On Author Unknown, Falkner handles everything — writing, arranging, singing, playing of instruments (all of them), producing — with the result being one of the tightest pop albums of the ’90s. The fact that his efforts didn’t receive greater recognition reflects badly on the music industry in much the same way that, say, Bert Blyleven’s absence from the Hall of Fame does in that milieu. Lesser talents (take Lenny Kravitz, please) receive more attention because — well, I don’t really know why.
It’s romantic to believe that the paragons of a given discipline will be rewarded commensurate to their contributions, but as we are reminded yet again, the world doesn’t always work that way. Life isn’t fair, which brings us to Albuquerque.
I pulled into town just after 8 p.m. All was well, except for one small detail: The directions I’d scrawled in my planner were useless. In fact, they were worse than useless because I didn’t know they were useless so I followed them. (Who knew that two roads on opposite sides of Albuquerque borrowed Cesar Chavez’s name?)
I soon found myself in a remote area on the southwestern edge of town.
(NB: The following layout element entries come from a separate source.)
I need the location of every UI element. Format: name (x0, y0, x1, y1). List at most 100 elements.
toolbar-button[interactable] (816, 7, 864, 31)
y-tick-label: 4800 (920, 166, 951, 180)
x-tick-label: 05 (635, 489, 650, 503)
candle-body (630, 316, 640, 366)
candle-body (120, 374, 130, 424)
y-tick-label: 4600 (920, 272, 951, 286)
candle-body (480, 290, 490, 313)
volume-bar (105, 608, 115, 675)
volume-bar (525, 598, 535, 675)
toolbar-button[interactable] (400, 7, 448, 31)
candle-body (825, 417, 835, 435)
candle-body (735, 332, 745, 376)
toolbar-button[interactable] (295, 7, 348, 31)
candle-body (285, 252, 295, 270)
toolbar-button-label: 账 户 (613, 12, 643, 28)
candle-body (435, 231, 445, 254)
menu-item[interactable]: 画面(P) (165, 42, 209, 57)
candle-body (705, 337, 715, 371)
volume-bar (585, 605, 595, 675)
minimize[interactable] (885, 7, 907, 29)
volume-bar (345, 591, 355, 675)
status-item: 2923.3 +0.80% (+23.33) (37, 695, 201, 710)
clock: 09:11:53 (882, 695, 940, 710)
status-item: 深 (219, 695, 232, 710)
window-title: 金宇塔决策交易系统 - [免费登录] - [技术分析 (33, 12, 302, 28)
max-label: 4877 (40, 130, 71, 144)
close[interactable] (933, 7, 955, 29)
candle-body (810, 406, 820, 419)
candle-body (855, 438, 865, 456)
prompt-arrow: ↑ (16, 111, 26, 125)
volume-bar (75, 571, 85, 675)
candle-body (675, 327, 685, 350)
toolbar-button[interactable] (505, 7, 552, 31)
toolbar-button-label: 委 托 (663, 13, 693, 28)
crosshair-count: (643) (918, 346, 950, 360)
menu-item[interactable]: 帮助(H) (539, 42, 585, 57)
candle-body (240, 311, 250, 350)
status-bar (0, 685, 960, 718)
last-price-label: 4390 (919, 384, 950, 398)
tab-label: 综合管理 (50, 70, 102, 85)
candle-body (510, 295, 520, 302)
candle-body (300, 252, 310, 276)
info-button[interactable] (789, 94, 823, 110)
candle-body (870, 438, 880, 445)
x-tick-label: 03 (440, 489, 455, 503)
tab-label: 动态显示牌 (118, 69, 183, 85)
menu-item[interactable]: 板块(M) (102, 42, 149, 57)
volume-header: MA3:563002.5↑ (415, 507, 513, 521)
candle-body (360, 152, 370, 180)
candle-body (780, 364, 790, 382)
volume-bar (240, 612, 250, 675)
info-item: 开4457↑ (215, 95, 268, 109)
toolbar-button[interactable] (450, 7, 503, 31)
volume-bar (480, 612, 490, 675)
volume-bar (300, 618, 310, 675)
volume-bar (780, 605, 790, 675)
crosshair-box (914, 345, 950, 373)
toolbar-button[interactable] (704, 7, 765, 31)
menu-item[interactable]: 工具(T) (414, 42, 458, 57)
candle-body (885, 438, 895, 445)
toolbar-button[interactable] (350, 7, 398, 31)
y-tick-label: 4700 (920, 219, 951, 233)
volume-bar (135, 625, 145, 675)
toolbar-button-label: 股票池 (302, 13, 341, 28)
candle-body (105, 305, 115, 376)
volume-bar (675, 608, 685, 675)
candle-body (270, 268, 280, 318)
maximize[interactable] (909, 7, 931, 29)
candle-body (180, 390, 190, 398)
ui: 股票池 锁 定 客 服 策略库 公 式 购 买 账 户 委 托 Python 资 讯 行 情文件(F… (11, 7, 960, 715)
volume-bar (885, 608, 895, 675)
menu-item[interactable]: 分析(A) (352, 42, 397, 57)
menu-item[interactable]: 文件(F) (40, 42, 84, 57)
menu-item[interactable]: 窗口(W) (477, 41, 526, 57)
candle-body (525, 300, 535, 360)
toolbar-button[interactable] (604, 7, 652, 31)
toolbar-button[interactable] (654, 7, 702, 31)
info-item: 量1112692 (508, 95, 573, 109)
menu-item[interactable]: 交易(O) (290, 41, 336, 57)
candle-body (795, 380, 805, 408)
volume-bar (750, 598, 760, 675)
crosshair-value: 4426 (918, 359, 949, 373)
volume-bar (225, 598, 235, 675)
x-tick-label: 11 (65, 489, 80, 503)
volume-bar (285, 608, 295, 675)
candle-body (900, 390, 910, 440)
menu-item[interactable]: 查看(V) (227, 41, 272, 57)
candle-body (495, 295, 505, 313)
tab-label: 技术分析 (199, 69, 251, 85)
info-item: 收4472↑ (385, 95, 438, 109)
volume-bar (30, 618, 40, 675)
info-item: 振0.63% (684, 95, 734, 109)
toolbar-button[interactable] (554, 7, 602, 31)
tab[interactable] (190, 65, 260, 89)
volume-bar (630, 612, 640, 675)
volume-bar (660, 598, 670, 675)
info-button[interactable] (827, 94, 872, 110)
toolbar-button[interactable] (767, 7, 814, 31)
I saw plenty of horses and trailers but nothing that resembled a ballpark.
Everything felt wrong about this place. A voice inside me said I should cut my losses and turn back, that something had gone awry and we needed to come up with a new plan.
I assumed the voice was lying (or at best, misinformed) and continued toward a tiny road called Powers Way. There I hung a right and headed deeper into a residential neighborhood with poor lighting. All I had were the last remnants of sunset and the hope of a ballpark around a corner that I suspected would never come.
Then, a sign appeared: “End County Maintained Road.” It wasn’t the sign I was hoping to find, but the message was clear enough: if there was a ballpark down that way, someone else would have to find it.